Richard Stewart, Solving the U.S. Nuclear Waste Dilemma, 40 Envtl. L. Pol’y Ann. R. 10783 (2010).
Current U.S. nuclear waste law and policy is bankrupt. The 1982 Nuclear Waste Management Act (NWPA) set a 1998 deadline for opening a deep geologic repository to receive spent nuclear fuel (SNF) and high level waste (HLW) from reprocessing. In 1987 Congress amended the Act to designate Yucca Mountain in Nevada as the only potential site, and severely restricted the development of any federal facility for consolidated storage of nuclear waste. Nevada’s unrelenting opposition to the Yucca repository eventually succeeded with the election of Barack Obama as President. The Obama administration has withdrawn funding for Yucca and withdrawn its application for licensing by the NRC, leaving large volumes of defense nuclear wastes and mounting inventories of spent nuclear fuel without a destination pathway. The failure of Yucca contrasts with the success of the Waste Isolation Pilot Project (WIPP) repository in New Mexico, which was developed entirely outside of the rigid NWPA framework. WIPP, the only operating deep geologic nuclear waste repository in the world, emerged over a 20 year period through a largely unplanned process of contestation and negotiation between the federal government and the State of New Mexico. WIPP opened in 1998 and since that time has been successfully receiving and emplacing substantial volumes of TRU defense wastes from Department of Energy (DOE) facilities.

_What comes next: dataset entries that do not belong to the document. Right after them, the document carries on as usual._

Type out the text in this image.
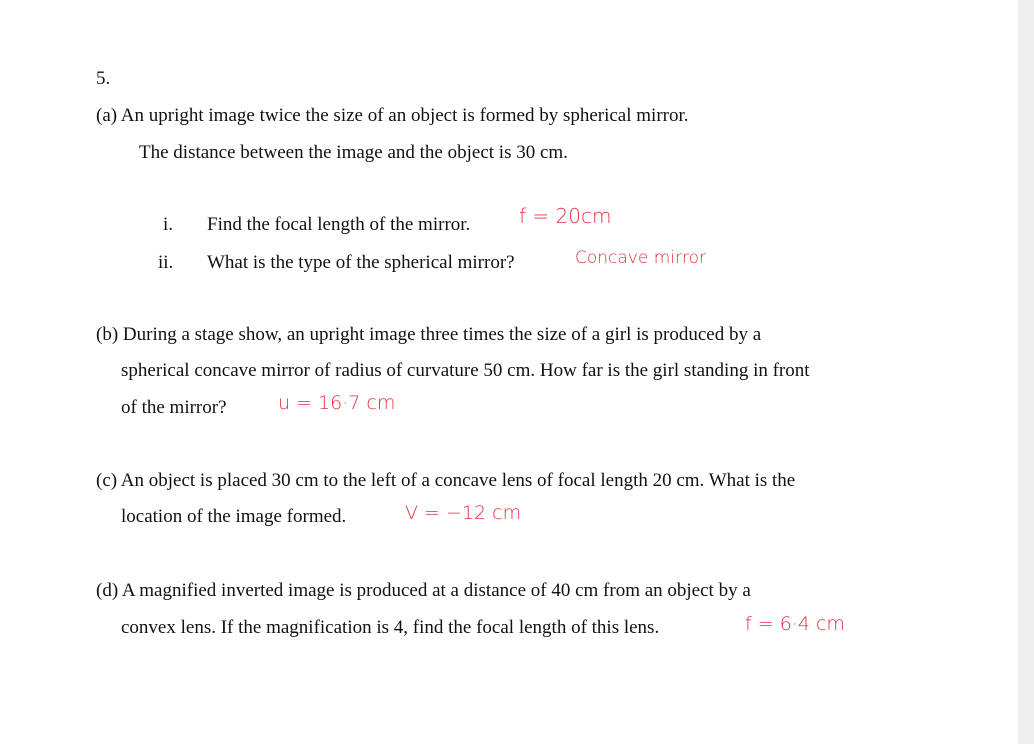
5.
(a) An upright image twice the size of an object is formed by spherical mirror.
The distance between the image and the object is 30 cm.
i. Find the focal length of the mirror. f = 20cm
ii. What is the type of the spherical mirror?	Concave mirror
(b) During a stage show, an upright image three times the size of a girl is produced by a
spherical concave mirror of radius of curvature 50 cm. How far is the girl standing in front
of the mirror?	u = 16·7 cm
(c) An object is placed 30 cm to the left of a concave lens of focal length 20 cm. What is the
location of the image formed.	V = −12 cm
(d) A magnified inverted image is produced at a distance of 40 cm from an object by a
convex lens. If the magnification is 4, find the focal length of this lens.	f = 6·4 cm
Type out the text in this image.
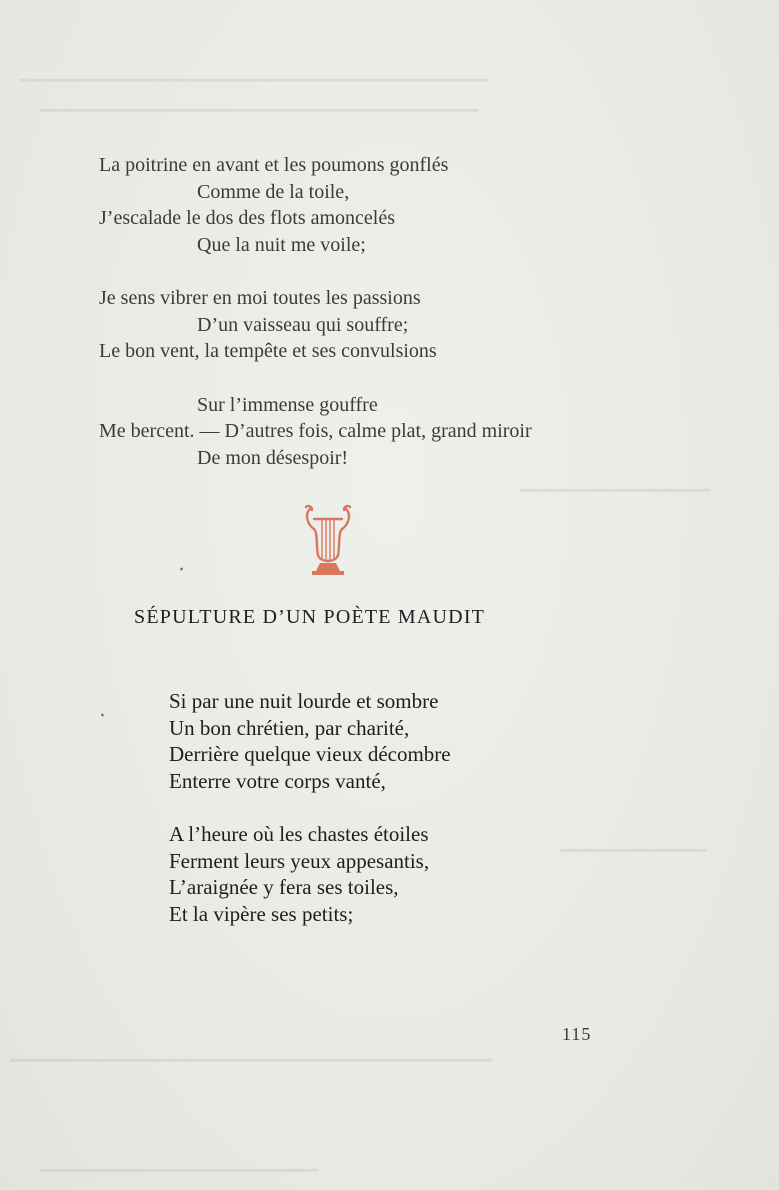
▁▁▁▁▁▁▁▁▁▁▁▁▁▁▁▁▁▁▁▁▁▁▁▁▁▁▁▁▁▁▁▁
▁▁▁▁▁▁▁▁▁▁▁▁▁▁▁▁▁▁▁▁▁▁▁▁▁▁▁▁▁▁
▁▁▁▁▁▁▁▁▁▁▁▁▁
▁▁▁▁▁▁▁▁▁▁
▁▁▁▁▁▁▁▁▁▁▁▁▁▁▁▁▁▁▁▁▁▁▁▁▁▁▁▁▁▁▁▁▁
▁▁▁▁▁▁▁▁▁▁▁▁▁▁▁▁▁▁▁
La poitrine en avant et les poumons gonflés
Comme de la toile,
J’escalade le dos des flots amoncelés
Que la nuit me voile;
Je sens vibrer en moi toutes les passions
D’un vaisseau qui souffre;
Le bon vent, la tempête et ses convulsions
Sur l’immense gouffre
Me bercent. — D’autres fois, calme plat, grand miroir
De mon désespoir!
SÉPULTURE D’UN POÈTE MAUDIT
Si par une nuit lourde et sombre
Un bon chrétien, par charité,
Derrière quelque vieux décombre
Enterre votre corps vanté,
A l’heure où les chastes étoiles
Ferment leurs yeux appesantis,
L’araignée y fera ses toiles,
Et la vipère ses petits;
115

At the same time as it cancelled Yucca, the Obama administration has proposed massive government assistance for the construction of large numbers of new nuclear power plants. The failure of the federal government to honor its NWPA obligation to take spent nuclear fuel, which continues to accumulate at existing power plants, is a potentially potent political weapon for those who oppose expansion of nuclear power. President Obama is looking to the distinguished Blue Ribbon Commission on America‟s nuclear future appointed by Energy Secretary Chu to solve his nuclear dilemma.